Tomorrow is the big day that many have been anxiously awaiting. The FCC will vote on Chairman Tom Wheeler’s plan to reclassify ISPs as common carriers under Title II of the Telecommunications act, subjecting them to public utility regulations in order to protect net neutrality. The new rules are designed to prevent ISPs from meddling with web traffic on the networks they operate, following massive backlash from a previous proposal which would have opened the door for ISPs to charge content providers for so called Internet “fast lanes.” After a recordbreaking number of comments poured in, totaling almost 4 million, the overwhelming majority of which opposed the fast lane plan, the FCC was sent back to the drawing board with a fairly clear mandate to protect net neutrality.

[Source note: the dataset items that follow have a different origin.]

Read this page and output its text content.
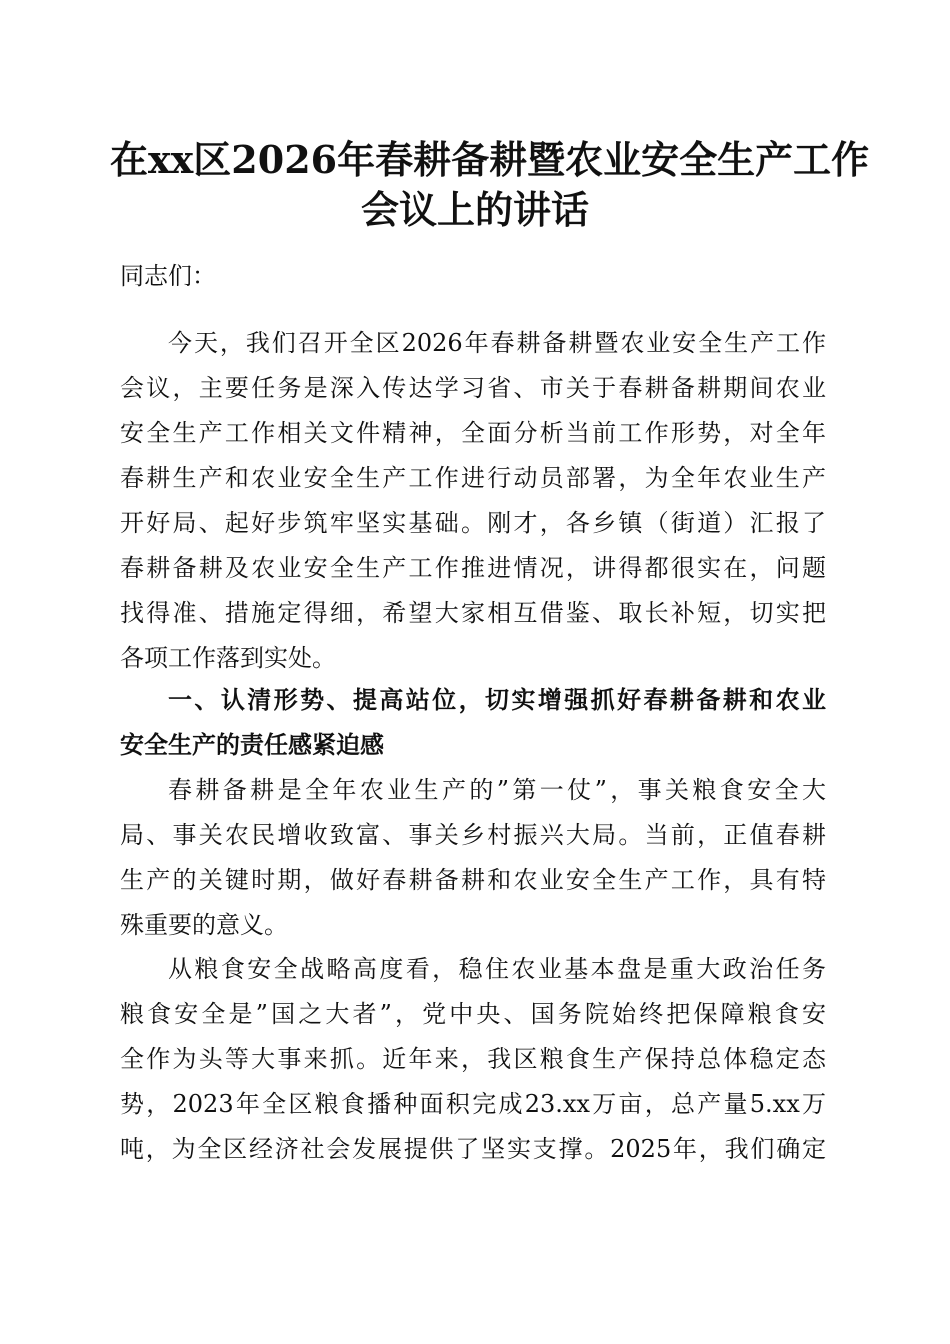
在xx区2026年春耕备耕暨农业安全生产工作
会议上的讲话
同志们：
今天，我们召开全区2026年春耕备耕暨农业安全生产工作
会议，主要任务是深入传达学习省、市关于春耕备耕期间农业
安全生产工作相关文件精神，全面分析当前工作形势，对全年
春耕生产和农业安全生产工作进行动员部署，为全年农业生产
开好局、起好步筑牢坚实基础。刚才，各乡镇（街道）汇报了
春耕备耕及农业安全生产工作推进情况，讲得都很实在，问题
找得准、措施定得细，希望大家相互借鉴、取长补短，切实把
各项工作落到实处。
一、认清形势、提高站位，切实增强抓好春耕备耕和农业
安全生产的责任感紧迫感
春耕备耕是全年农业生产的”第一仗”，事关粮食安全大
局、事关农民增收致富、事关乡村振兴大局。当前，正值春耕
生产的关键时期，做好春耕备耕和农业安全生产工作，具有特
殊重要的意义。
从粮食安全战略高度看，稳住农业基本盘是重大政治任务
粮食安全是”国之大者”，党中央、国务院始终把保障粮食安
全作为头等大事来抓。近年来，我区粮食生产保持总体稳定态
势，2023年全区粮食播种面积完成23.xx万亩，总产量5.xx万
吨，为全区经济社会发展提供了坚实支撑。2025年，我们确定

Lobbyists for the telecoms and cable companies are predictably less than pleased with the FCC’s plans, which seem to be going foward despite an all-out lobbying effort against Title II. Intersetingly enough, FCC Chairman Tom Wheeler is a former cable lobbyist, previously heading up the National Cable and Telecom Association. Wheeler and the rest of the FCC are expected to pass the new proposal tomorrow, much to the ire of the chairman’s former employers like the NCTA.
Despite allegations of the contrary from the ISPs, as well as Republican members of the FCC, the regulatory agency is expected to forbear from some of the most onerous aspects of Title II, such as rate regulation. Despite opposition from big cable and telcos, other large corporations largely support the concept of net neutrality and Chairman Wheeler’s proposal. Silicon Valley companies from Google to Netflix have signed on in support, and even companies like Sprint have surprised many by showing their support or at least acknowledging that Title II really wouldn’t be so bad.